Keterangan foto: Ceramah Menteri Petera, M. Hanafi di depan wakil-wakil partai dan organisasi di Serang.
Repro dicetak pada kertas luster.
Detail Koleksi
- No. Inventaris
- Tanggal Inventaris
- No. Registrasi
- Tanggal Registrasi
- Sejarah Benda
- Tempat Pembuatan
- Tempat Diperoleh
K.15.191.R.S/INV.2023
25 Februari 2023
MM.FTO.2023.191
25 Februari 2023
Foto ini mendokumentasikan peristiwa kunjungan Presiden Sukarno ke Serang pada Minggu, 9 Juni 1957. Ia datang untuk menghadiri dan berpidato pada rapat raksasa di alun-alun kota Serang. Pada sore harinya, Sukarno memberikan ceramah di hadapan pejabat-pejabat sipil dan militer, wakil-wakil partai serta organisasi di gedung bioskop “Merdeka”. Menginap semalam, esok paginya sebelum meninggalkan Serang, di halaman muka tempat kediaman residen, diadakan aubade oleh 1.500 murid dari 17 sekolah lanjutan; Sukarno kembali memberikan amanat kepada siswa-siswi di sana.
Pada kunjungan ke Serang, Sukarno melakukan perjalanan iring-iringan menggunakan mobil dari Jakarta pada Minggu pagi, 9 Juni, didampingi Sudibjo (Menteri Penerangan), A. M. Hanafi (Menteri Urusan Pengerahan Tenaga Rakyat untuk Pembangunan, PETERA), dan Chaerul Saleh (Menteri Negara Urusan Veteran) (Het Nieuwsblad voor Sumatra, 5/06/1957).
Dalam pidatonya di hadapan rakyat yang membanjiri alun-alun kota Serang, Sukarno menyinggung tentang hebatnya perjuangan rakyat Banten pada masa lampau yang menentang kekuasaan penjajah: antara lain yang disebutnya, perlawanan yang dipimpin Moh.
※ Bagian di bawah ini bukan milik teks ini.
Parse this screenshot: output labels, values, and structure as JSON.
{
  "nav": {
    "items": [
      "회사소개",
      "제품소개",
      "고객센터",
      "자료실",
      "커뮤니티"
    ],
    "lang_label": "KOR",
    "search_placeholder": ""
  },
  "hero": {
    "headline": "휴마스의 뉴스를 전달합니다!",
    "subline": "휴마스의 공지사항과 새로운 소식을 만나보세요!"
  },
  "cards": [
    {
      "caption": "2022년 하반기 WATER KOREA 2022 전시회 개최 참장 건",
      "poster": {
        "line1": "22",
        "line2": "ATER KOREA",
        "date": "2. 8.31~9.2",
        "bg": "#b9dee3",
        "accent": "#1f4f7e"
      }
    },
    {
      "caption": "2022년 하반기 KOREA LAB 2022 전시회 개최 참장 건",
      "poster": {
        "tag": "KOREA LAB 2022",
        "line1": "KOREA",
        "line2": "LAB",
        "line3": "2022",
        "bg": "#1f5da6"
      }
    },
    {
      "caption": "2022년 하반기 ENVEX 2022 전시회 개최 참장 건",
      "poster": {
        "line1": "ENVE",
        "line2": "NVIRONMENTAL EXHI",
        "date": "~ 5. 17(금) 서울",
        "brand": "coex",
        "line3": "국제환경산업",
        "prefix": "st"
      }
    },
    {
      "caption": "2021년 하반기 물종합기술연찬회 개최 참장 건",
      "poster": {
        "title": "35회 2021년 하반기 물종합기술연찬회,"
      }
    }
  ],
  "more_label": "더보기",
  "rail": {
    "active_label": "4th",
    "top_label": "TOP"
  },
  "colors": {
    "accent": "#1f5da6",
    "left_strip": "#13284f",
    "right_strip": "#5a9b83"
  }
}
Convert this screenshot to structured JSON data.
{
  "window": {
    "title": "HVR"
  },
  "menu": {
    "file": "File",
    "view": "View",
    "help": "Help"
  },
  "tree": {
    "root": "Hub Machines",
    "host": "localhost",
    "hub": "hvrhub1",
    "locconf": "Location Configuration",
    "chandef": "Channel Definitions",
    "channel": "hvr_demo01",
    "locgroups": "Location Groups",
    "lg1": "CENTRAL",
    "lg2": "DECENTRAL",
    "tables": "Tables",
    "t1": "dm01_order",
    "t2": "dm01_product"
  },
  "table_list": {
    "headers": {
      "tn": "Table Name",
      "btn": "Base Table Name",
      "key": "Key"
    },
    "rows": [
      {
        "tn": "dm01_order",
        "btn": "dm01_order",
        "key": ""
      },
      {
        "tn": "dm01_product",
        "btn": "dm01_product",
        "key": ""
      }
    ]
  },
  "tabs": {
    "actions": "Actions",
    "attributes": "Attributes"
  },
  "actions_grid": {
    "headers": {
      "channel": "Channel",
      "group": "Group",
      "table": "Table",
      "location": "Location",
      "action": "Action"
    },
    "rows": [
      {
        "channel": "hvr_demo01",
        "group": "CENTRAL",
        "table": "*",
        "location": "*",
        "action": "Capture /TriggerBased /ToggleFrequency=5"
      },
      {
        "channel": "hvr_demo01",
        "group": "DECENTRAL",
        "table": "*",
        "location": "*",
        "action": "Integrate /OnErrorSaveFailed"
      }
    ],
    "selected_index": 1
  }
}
Arsjad tahun 1887 dan pemberontakan tahun 1926. Oleh sebab itu, kata presiden, kalau sekarang ada golongan-golongan yang bersifat suku-isme dan separatisme, maka itu adalah sebuah pengkhianatan. Dalam hal ini, ia menekankan lagi pentingnya persatuan bagi masyarakat Indonesia (Sin Po, 11/06/1957). Selanjutnya, dijelaskan uraian Pancasila dan program Panitia Karya kabinet Djuanda; presiden menyatakan bahwa dalam 2 atau 3 hari ini Dewan Nasional akan dibentuk. Di samping itu, Sukarno pun mengulangi pidato-pidatonya seperti di tempat lain, seperti mengenai masalah sekitar normalisasi keadaan Republik Indonesia, melanjutkan pelaksanaan pembatalan hasil KMB (Konferensi Meja Bundar), memperjuangkan Irian Barat, dan memperkuat pembangunan. Dikatakannya, bahwa perjuangan Irian Barat gagal karena ada kekacauan-kekacauan dan gerakan separatisme (Kengpo, 11/06/1957).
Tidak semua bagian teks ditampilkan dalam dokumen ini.